O governo federal anunciou um novo subsídio de R$ 0,44 por litro para a gasolina, em meio à alta internacional do petróleo causada pelas incertezas envolvendo o conflito entre Estados Unidos e Irã. Além da medida voltada ao combustível, também foi criado um modelo de compensação para o diesel por meio de cashback equivalente a impostos, estimado em R$ 0,35 por litro.
As medidas passam a substituir a atual desoneração do PIS/Cofins, que perderá validade no fim de maio. O cenário ocorre em um momento de forte pressão nos preços internacionais do petróleo, impactando diretamente a política de preços da Petrobras e o mercado de combustíveis no Brasil.
Subsídio para gasolina tenta conter impacto do petróleo
Com o barril de petróleo em níveis elevados no mercado internacional, o governo busca reduzir os impactos ao consumidor final por meio dos novos incentivos fiscais. A iniciativa para a gasolina prevê um subsídio direto de R$ 0,44 por litro, enquanto o diesel terá um mecanismo diferente, baseado em devolução equivalente aos impostos incidentes sobre o combustível.

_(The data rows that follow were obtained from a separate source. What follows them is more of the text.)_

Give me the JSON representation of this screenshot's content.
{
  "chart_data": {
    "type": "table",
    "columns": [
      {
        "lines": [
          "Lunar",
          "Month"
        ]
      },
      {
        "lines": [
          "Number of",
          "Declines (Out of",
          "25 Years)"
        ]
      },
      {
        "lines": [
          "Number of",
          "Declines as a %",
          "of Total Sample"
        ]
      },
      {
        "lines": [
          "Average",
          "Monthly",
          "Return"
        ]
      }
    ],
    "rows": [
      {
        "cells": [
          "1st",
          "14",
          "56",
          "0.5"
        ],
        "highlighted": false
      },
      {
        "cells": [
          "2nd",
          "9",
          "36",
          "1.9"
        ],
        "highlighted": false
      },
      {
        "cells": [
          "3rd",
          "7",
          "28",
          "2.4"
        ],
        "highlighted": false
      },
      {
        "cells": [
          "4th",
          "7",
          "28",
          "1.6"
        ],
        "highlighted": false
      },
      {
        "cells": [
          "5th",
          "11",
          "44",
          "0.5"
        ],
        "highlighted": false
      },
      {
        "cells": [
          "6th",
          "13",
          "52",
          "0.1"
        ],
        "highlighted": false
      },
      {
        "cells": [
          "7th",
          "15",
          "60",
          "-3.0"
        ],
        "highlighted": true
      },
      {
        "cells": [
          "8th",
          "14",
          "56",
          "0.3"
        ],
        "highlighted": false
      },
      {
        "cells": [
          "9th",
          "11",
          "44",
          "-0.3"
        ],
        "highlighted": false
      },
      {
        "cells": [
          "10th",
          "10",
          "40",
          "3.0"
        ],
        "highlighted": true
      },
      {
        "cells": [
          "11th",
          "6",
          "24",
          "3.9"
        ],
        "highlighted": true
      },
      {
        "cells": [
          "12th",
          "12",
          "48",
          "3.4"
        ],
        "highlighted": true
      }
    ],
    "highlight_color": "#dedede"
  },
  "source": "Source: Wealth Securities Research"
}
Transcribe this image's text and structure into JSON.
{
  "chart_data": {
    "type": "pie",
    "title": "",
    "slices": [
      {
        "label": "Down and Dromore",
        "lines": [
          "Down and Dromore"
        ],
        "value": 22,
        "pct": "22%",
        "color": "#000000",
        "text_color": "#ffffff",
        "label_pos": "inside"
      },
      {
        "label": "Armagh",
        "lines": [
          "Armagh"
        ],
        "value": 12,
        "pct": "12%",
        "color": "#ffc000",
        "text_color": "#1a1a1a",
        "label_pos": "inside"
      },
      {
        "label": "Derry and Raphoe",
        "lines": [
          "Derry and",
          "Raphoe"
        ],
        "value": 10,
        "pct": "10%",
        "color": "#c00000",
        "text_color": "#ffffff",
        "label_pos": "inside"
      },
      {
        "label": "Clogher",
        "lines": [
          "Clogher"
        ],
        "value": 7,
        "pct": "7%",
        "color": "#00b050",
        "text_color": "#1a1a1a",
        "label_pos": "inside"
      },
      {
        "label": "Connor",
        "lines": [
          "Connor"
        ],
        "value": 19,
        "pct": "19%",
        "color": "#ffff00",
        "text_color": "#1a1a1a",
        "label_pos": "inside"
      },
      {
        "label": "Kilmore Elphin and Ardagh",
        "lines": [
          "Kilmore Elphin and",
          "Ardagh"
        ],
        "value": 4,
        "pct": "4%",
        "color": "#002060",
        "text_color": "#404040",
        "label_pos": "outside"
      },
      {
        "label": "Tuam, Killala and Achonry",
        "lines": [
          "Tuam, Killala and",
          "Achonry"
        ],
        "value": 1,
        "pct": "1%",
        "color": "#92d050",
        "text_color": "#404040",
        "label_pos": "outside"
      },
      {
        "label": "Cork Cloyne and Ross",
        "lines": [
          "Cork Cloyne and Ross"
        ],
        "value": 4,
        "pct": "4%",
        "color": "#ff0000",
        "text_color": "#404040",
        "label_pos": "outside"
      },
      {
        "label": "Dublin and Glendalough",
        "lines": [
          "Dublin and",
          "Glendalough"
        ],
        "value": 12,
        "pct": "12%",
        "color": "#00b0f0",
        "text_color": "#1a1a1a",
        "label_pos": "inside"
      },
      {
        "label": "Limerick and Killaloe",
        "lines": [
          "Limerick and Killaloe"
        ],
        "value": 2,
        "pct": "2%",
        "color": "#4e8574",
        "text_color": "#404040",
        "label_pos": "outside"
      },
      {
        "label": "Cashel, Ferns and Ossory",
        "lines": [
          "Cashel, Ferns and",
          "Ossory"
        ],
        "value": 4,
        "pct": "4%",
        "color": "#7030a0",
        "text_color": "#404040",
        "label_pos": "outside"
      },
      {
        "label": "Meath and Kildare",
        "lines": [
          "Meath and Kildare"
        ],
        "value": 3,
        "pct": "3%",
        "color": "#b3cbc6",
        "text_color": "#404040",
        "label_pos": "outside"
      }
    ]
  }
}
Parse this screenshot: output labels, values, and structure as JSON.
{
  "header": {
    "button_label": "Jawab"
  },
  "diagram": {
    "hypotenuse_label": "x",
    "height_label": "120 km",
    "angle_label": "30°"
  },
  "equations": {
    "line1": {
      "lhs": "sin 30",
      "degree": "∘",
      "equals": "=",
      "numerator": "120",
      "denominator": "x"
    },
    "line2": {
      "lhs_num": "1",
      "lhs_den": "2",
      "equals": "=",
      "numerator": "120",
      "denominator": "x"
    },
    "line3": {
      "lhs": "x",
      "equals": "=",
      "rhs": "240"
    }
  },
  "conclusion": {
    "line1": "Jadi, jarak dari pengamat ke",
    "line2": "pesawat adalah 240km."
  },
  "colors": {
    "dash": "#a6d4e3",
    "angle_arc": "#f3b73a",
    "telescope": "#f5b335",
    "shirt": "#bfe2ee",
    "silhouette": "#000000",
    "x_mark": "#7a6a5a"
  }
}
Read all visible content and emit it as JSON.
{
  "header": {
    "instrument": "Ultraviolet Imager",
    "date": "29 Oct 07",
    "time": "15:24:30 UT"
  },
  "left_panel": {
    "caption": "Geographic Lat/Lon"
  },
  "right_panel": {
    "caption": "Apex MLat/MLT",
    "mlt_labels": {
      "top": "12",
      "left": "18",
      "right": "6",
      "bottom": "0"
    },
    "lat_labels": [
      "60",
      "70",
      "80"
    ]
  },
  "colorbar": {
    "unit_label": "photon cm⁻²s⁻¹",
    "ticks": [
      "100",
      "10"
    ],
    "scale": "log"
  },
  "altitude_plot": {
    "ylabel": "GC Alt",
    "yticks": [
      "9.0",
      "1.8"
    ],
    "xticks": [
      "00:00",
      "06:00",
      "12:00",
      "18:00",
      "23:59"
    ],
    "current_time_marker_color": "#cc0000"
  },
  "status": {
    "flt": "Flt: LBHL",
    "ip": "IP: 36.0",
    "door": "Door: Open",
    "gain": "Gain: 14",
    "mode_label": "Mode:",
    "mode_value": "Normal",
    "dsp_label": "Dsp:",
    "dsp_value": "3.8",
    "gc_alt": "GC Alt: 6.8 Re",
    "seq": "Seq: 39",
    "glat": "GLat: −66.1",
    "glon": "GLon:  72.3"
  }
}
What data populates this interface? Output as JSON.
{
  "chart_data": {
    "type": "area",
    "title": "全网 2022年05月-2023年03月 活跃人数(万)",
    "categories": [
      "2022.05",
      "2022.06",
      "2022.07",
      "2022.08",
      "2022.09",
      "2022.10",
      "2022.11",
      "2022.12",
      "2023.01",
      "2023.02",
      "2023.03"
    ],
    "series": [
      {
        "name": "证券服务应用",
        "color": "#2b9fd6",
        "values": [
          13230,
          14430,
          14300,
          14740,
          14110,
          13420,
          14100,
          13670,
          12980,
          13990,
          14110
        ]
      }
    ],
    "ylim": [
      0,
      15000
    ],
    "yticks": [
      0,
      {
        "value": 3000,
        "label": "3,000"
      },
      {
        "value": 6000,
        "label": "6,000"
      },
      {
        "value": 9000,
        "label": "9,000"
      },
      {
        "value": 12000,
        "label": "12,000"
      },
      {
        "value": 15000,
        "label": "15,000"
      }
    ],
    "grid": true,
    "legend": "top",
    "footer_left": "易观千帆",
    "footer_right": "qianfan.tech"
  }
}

A estratégia surge diante da volatilidade provocada pelas tensões geopolíticas no Oriente Médio. O aumento das incertezas relacionadas ao conflito entre EUA e Irã elevou os preços do petróleo e pressionou os custos dos combustíveis em diversos países.
Segundo avaliações do mercado financeiro, as mudanças podem amenizar parte da pressão no curto prazo, mas ainda não eliminam completamente a defasagem observada nos preços praticados pela Petrobras.
Bancos apontam defasagem nos preços da gasolina
Na análise do Itaú BBA, o diesel estaria mais próximo dos parâmetros da política comercial da estatal após a implementação dos subsídios. O banco considera que, levando em conta o novo modelo de compensação, o preço efetivamente praticado pela Petrobras para o diesel ficou alinhado à referência ajustada da paridade de importação.
No caso da gasolina, entretanto, o cenário é diferente. Mesmo com o benefício anunciado pelo governo, a instituição financeira calcula que os preços da Petrobras ainda permanecem mais de 20% abaixo da referência de mercado.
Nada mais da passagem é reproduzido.